🤖 AI Summary
This work addresses the challenge of enabling humanoid robots to master diverse gaits within a unified reinforcement learning framework, where conflicting requirements between stability and agility often hinder performance. The authors propose a selective Adversarial Motion Prior (AMP) mechanism that activates AMP only for highly periodic and stability-critical gaits—such as walking, marching, and stair climbing—to accelerate convergence and suppress aberrant behaviors, while deactivating AMP for high-dynamic maneuvers like running and jumping to preserve agility. Trained in simulation using PPO with domain randomization, the policy achieves zero-shot transfer to a 12-degree-of-freedom humanoid platform.
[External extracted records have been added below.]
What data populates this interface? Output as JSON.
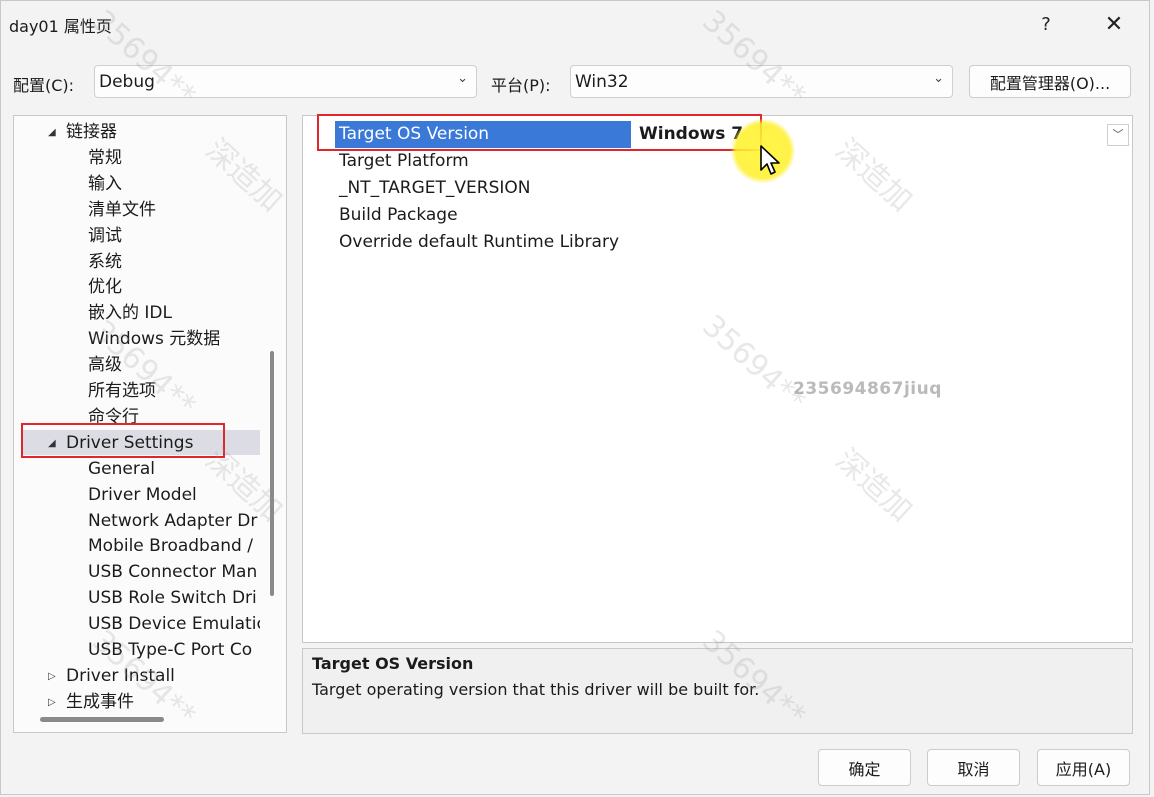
{
  "window": {
    "title": "day01 属性页",
    "help": "?",
    "close": "✕"
  },
  "config": {
    "config_label": "配置(C):",
    "config_value": "Debug",
    "platform_label": "平台(P):",
    "platform_value": "Win32",
    "manager_button": "配置管理器(O)..."
  },
  "tree": {
    "items": [
      {
        "label": "链接器",
        "caret": "◢"
      },
      {
        "label": "常规"
      },
      {
        "label": "输入"
      },
      {
        "label": "清单文件"
      },
      {
        "label": "调试"
      },
      {
        "label": "系统"
      },
      {
        "label": "优化"
      },
      {
        "label": "嵌入的 IDL"
      },
      {
        "label": "Windows 元数据"
      },
      {
        "label": "高级"
      },
      {
        "label": "所有选项"
      },
      {
        "label": "命令行"
      },
      {
        "label": "Driver Settings",
        "caret": "◢"
      },
      {
        "label": "General"
      },
      {
        "label": "Driver Model"
      },
      {
        "label": "Network Adapter Dr"
      },
      {
        "label": "Mobile Broadband /"
      },
      {
        "label": "USB Connector Man"
      },
      {
        "label": "USB Role Switch Dri"
      },
      {
        "label": "USB Device Emulatic"
      },
      {
        "label": "USB Type-C Port Co"
      },
      {
        "label": "Driver Install",
        "caret": "▷"
      },
      {
        "label": "生成事件",
        "caret": "▷"
      }
    ]
  },
  "grid": {
    "rows": [
      {
        "name": "Target OS Version",
        "value": "Windows 7"
      },
      {
        "name": "Target Platform",
        "value": ""
      },
      {
        "name": "_NT_TARGET_VERSION",
        "value": ""
      },
      {
        "name": "Build Package",
        "value": ""
      },
      {
        "name": "Override default Runtime Library",
        "value": ""
      }
    ],
    "dropdown_glyph": "﹀"
  },
  "description": {
    "title": "Target OS Version",
    "text": "Target operating version that this driver will be built for."
  },
  "buttons": {
    "ok": "确定",
    "cancel": "取消",
    "apply": "应用(A)"
  },
  "watermarks": {
    "center": "235694867jiuq",
    "tag": "35694**",
    "brand": "深造加"
  },
  "colors": {
    "selection": "#3a79d8",
    "highlight": "#e0252b",
    "cursor_halo": "#fff53c"
  }
}
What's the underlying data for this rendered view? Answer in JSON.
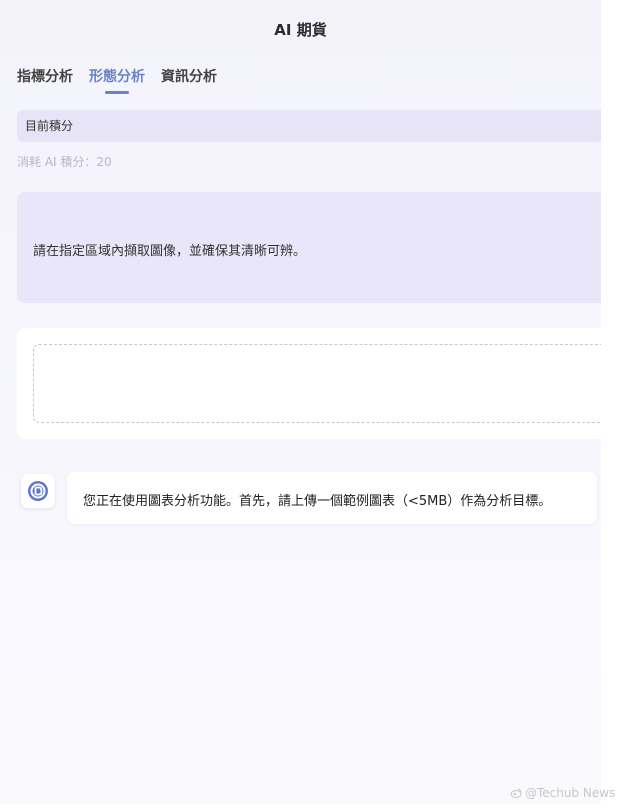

Experiments demonstrate superior performance across five gaits compared to uniformly applying AMP: stability-oriented gaits exhibit faster convergence, lower tracking error, and higher success rates, without compromising the agility of dynamic motions.
📝 Abstract
Learning diverse locomotion skills for humanoid robots in a unified reinforcement learning framework remains challenging due to the conflicting requirements of stability and dynamic expressiveness across different gaits. We present a multi-gait learning approach that enables a humanoid robot to master five distinct gaits -- walking, goose-stepping, running, stair climbing, and jumping -- using a consistent policy structure, action space, and reward formulation. The key contribution is a selective Adversarial Motion Prior (AMP) strategy: AMP is applied to periodic, stability-critical gaits (walking, goose-stepping, stair climbing) where it accelerates convergence and suppresses erratic behavior, while being deliberately omitted for highly dynamic gaits (running, jumping) where its regularization would over-constrain the motion. Policies are trained via PPO with domain randomization in simulation and deployed on a physical 12-DOF humanoid robot through zero-shot sim-to-real transfer. Quantitative comparisons demonstrate that selective AMP outperforms a uniform AMP policy across all five gaits, achieving faster convergence, lower tracking error, and higher success rates on stability-focused gaits without sacrificing the agility required for dynamic ones.